Pippo Taglioretti aveva sperato in un regalo dalla Pro Patria. Questo: almeno un punto a Sassari per i suoi 79 anni compiuti ieri.
L’irraggiungibile Pippo con le sue 389 maglie biancoblù ci è rimasto un po’ male e quel quattro a zero è stato un altro po’ di sale che si è depositato su una ferita aperta: quella di una stagione disgraziata come l’attuale.

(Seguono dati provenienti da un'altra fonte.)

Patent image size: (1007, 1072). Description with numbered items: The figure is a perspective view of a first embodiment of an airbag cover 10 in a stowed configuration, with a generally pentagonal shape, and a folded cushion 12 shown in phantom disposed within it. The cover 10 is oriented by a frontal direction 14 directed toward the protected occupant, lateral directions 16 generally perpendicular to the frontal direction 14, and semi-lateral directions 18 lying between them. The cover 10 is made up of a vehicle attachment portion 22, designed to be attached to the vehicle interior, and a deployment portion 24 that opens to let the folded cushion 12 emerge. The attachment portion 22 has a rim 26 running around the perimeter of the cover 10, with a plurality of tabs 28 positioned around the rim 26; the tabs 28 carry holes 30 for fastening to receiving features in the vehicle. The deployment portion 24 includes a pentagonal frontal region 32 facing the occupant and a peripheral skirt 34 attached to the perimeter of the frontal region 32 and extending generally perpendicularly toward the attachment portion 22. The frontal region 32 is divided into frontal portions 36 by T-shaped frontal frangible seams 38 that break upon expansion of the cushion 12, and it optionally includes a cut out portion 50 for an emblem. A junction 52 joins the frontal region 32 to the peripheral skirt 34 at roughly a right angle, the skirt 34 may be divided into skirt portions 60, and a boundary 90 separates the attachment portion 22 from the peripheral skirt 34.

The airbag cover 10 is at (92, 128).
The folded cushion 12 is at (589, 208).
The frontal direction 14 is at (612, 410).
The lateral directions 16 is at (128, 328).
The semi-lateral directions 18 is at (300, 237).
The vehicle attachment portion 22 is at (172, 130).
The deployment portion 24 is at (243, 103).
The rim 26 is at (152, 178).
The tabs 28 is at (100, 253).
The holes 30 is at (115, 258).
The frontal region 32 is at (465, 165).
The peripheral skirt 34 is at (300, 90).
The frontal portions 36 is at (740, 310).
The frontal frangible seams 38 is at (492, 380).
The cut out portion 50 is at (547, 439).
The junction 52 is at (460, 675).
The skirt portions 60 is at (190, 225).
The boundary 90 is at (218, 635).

«Non ricordo – commenta un amarezza l’ex numero tre biancoblù – un campionato così difficile ed anche così brutto. Il ’56/57 è stata una stagione negativa, quando siamo retrocessi dalla B alla C: c’era Caimi a fare il commissario, ma esisteva una società. Invece qui mi sembra che la squadra sia un po’ allo sbando; che manchi una guida nel club e che di questo risenta anche la squadra. Non ha grandi mezzi tecnici, però
quando esiste una società, le cose si possono anche raddrizzare».
E questa è una realtà difficile da accettare per chi ha giocato in una delle Pro indimenticabili ed irripetibili: quella degli anni Sessanta in serie B composta da giocatori di Busto e della Valle Olona. Quella di un calcio semplice in cui il due (terzino destro) marcava l’undici avversario (l’ala sinistra) ed il quattro (mediano) il dieci (fantasista). Racconta Pippo: «Di quella squadra il giocatore che veniva da più lontano era Maltinti (un toscano), ma era qui a Gallarate a fare il militare; gli altri erano tutti della zona e nello spogliatoio discutevamo in dialetto anche perché non sapevamo parlare in italiano. Ma c’intendevamo anche in campo perché c’erano giocatori che sapevano giocare a pallone ed era sempre un confronto uomo contro uomo. Se l’avversario ti scappava una volta, alla seconda dovevi fermarlo con le buone o con le cattive, e magari alla terza ti girava alla larga».
Non solo Taglioretti ha marchiato (qualche volta) le caviglie dell’ala destra avversaria, ma ha saputo fare anche qualche gol. Una rarità. Ricordi indelebili per chi ha giocato da terzino sinistro con l’obbligo di non attraversare la metà campo, pena gli urlacci e i rimproveri della panchina.
Il buon Pippo di gol ne fece due in tutta la sua carriera, e nel giro di pochi mesi, allo stesso portiere che poi divenne campione del mondo: Dino Zoff. «Eravamo in serie B e giocammo ad agosto in Coppa Italia, in porta c’era Zoff che era giovanissimo.
Il primo è stato una lecca su respinta della difesa con la palla che è andata nel sette, il secondo a Udine in campionato alla prima giornata con un sinistro da quaranta metri. Me li ricordo molto bene anche perché li ho segnati a quello che sarebbe diventato il portiere mito della nazionale».
E con gli allenatori? «Sempre in buoni rapporti da Magni, Turconi, Todeschini, Lupi, Pedroni, Reguzzoni e Regalia.
Proprio Carlo mi ha telefonato per farmi gli auguri. Con lui in particolare c’è una grande amicizia. Sono stati bravi tecnici che hanno sempre difeso la squadra in pubblico. Non ho mai sentito una parola fuori posto contro i giocatori. Poi in privato te le cantavano, ma nessuno lo veniva a sapere».
Ma la Pro riuscirà a salvarsi? «Io lo spero perché mi fa male vederla in questo stato. Se non cambia qualcosa in fretta il prossimo anno rischia di giocare contro il Fagnano».
E quella del “vessillo” tigrotto non è una battuta, ma un’amara e drammatica prospettiva che mette paura.